Facebook apologises, online video revolution, mobile phone airline bookings – there’s so much happening online it’s mind boggling…
Facebook’s Beacon advertising model has drawn the ire of privacy campaigners since its announcement last month. The controversial ad model, which effectively enables Facebook users to share their web activities with friends and thereby give advertisers another viral marketing angle, was not able to be switched off by users until today.
Via a blog posting from CEO Mark Zuckerberg, he today apologised, saying: “About a month ago, we released a new feature called Beacon to try to help people share information with their friends about things they do on the web. We’ve made a lot of mistakes building this feature, but we’ve made even more with how we’ve handled them. We simply did a bad job with this release, and I apologise for it.”

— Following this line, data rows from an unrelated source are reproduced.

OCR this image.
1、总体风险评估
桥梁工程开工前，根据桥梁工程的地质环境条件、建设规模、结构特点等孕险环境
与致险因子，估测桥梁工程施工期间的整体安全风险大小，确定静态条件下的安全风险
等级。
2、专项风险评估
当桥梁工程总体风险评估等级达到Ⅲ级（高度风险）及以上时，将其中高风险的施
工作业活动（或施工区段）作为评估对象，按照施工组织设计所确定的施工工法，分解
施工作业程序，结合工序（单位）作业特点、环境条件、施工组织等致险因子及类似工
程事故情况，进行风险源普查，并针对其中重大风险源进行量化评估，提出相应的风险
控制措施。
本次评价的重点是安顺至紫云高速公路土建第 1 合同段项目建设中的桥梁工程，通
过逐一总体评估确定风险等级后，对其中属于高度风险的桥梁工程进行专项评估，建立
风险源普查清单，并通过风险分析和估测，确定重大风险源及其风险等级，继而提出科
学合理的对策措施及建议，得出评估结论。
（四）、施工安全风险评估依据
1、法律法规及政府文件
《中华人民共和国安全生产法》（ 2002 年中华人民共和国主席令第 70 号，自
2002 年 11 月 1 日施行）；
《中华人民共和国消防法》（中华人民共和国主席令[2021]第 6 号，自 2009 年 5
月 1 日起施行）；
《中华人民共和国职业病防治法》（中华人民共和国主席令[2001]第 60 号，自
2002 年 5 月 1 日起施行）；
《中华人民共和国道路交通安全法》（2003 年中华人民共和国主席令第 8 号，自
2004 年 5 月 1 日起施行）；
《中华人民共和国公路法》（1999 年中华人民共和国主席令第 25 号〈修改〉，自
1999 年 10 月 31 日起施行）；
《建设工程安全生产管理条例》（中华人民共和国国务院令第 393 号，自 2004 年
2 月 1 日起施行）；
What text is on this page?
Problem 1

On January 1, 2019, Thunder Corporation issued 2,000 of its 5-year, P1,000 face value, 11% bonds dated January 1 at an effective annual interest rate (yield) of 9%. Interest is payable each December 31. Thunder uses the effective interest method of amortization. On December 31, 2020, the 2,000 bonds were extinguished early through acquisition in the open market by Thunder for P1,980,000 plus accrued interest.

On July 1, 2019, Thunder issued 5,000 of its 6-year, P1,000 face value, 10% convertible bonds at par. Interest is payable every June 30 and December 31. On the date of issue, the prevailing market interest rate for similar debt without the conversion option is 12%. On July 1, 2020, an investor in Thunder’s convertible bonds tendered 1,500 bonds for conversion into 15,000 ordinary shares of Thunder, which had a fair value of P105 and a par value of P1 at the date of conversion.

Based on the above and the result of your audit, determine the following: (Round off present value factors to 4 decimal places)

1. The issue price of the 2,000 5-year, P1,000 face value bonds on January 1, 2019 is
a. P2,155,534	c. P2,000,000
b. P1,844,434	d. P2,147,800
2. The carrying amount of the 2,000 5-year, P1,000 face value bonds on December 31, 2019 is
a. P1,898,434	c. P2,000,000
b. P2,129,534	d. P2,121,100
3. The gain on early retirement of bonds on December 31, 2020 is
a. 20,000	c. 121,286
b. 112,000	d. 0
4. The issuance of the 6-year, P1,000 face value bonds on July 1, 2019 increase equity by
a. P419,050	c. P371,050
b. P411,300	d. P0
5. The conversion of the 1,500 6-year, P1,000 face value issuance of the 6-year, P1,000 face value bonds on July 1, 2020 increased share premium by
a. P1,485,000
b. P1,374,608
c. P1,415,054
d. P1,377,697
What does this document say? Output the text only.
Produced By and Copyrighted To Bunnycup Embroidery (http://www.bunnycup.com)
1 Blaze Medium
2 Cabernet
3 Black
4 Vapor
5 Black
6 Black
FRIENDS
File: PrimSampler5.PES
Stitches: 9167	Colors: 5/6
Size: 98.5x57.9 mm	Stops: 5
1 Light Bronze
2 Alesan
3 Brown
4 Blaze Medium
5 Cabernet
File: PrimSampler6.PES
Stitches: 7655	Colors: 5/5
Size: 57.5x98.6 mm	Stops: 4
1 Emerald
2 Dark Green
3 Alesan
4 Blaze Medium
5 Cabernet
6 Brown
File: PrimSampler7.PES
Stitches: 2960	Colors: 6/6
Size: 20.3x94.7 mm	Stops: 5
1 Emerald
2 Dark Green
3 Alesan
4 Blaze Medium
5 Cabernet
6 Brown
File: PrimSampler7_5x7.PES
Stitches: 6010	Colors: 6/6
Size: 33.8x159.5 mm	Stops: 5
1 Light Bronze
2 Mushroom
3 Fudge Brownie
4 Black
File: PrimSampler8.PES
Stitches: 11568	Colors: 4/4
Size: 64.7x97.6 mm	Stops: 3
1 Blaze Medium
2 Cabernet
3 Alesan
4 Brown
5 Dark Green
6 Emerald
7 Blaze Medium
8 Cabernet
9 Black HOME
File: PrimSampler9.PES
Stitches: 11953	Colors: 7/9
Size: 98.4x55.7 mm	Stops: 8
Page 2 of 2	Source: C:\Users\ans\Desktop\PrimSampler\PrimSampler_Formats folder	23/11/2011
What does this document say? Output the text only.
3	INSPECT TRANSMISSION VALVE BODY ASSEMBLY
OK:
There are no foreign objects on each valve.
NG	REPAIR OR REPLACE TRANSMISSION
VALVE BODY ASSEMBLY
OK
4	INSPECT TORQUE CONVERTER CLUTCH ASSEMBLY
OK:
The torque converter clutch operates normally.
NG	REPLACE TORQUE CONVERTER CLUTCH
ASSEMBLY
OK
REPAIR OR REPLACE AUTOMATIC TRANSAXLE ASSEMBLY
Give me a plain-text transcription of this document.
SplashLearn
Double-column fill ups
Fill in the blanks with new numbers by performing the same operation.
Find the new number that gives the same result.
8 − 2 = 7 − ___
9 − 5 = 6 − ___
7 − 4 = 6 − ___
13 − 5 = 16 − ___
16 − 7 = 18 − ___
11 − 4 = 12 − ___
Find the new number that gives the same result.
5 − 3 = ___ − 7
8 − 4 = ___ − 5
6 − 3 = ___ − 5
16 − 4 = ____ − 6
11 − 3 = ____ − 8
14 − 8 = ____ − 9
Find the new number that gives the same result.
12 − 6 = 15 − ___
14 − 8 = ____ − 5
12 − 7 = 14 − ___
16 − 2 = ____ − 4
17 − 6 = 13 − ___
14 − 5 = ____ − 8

Still in Beta, invite-only stage, the joint venture between NBC and News Corp has offered high definition full-screen (H.264) video to its beta testers for the first time, without the need for standalone viewers (for example, Joost) and using compression that is suitable for broadband speeds. With this kind of backing we might be peeking at not only the future of online video, but of home entertainment in general.
Coutesy of Engadget, Continental airlines will trial mobile phone boarding passes from next month.
Courtesy of TechCrunch and The Financial Times, Loic Le Meur has released his 10 Rules for Startup Success. I couldn’t agree with them more, and they are:
- Don’t wait for a revolutionary idea. It will never happen. Just focus on a simple, exciting, empty space and execute as fast as possible.
- Share your idea. The more you share, the more you get advice and the more you learn. Meet and talk to your competitors.
- Build a community. Use blogging and social software to make sure people hear about you.
- Listen to your community. Answer questions and build your product with their feedback.
- Gather a great team. Select those with very different skills from you. Look for people who are better than you.
- Be the first to recognise a problem. Everyone makes mistakes. Address the issue in public, learn about and correct it.
- Don’t spend time on market research. Launch test versions as early as possible. Keep improving the product in the open.
- Don’t obsess over spreadsheet business plans. They are not going to turn out as you predict, in any case.
- Don’t plan a big marketing effort. It’s much more important and powerful that your community loves the product.
- Don’t focus on getting rich. Focus on your users. Money is a consequence of success, not a goal.
This is genius. Those wacky Finnish students are at it again, converting an entire university dorm building into a giant Tetris game.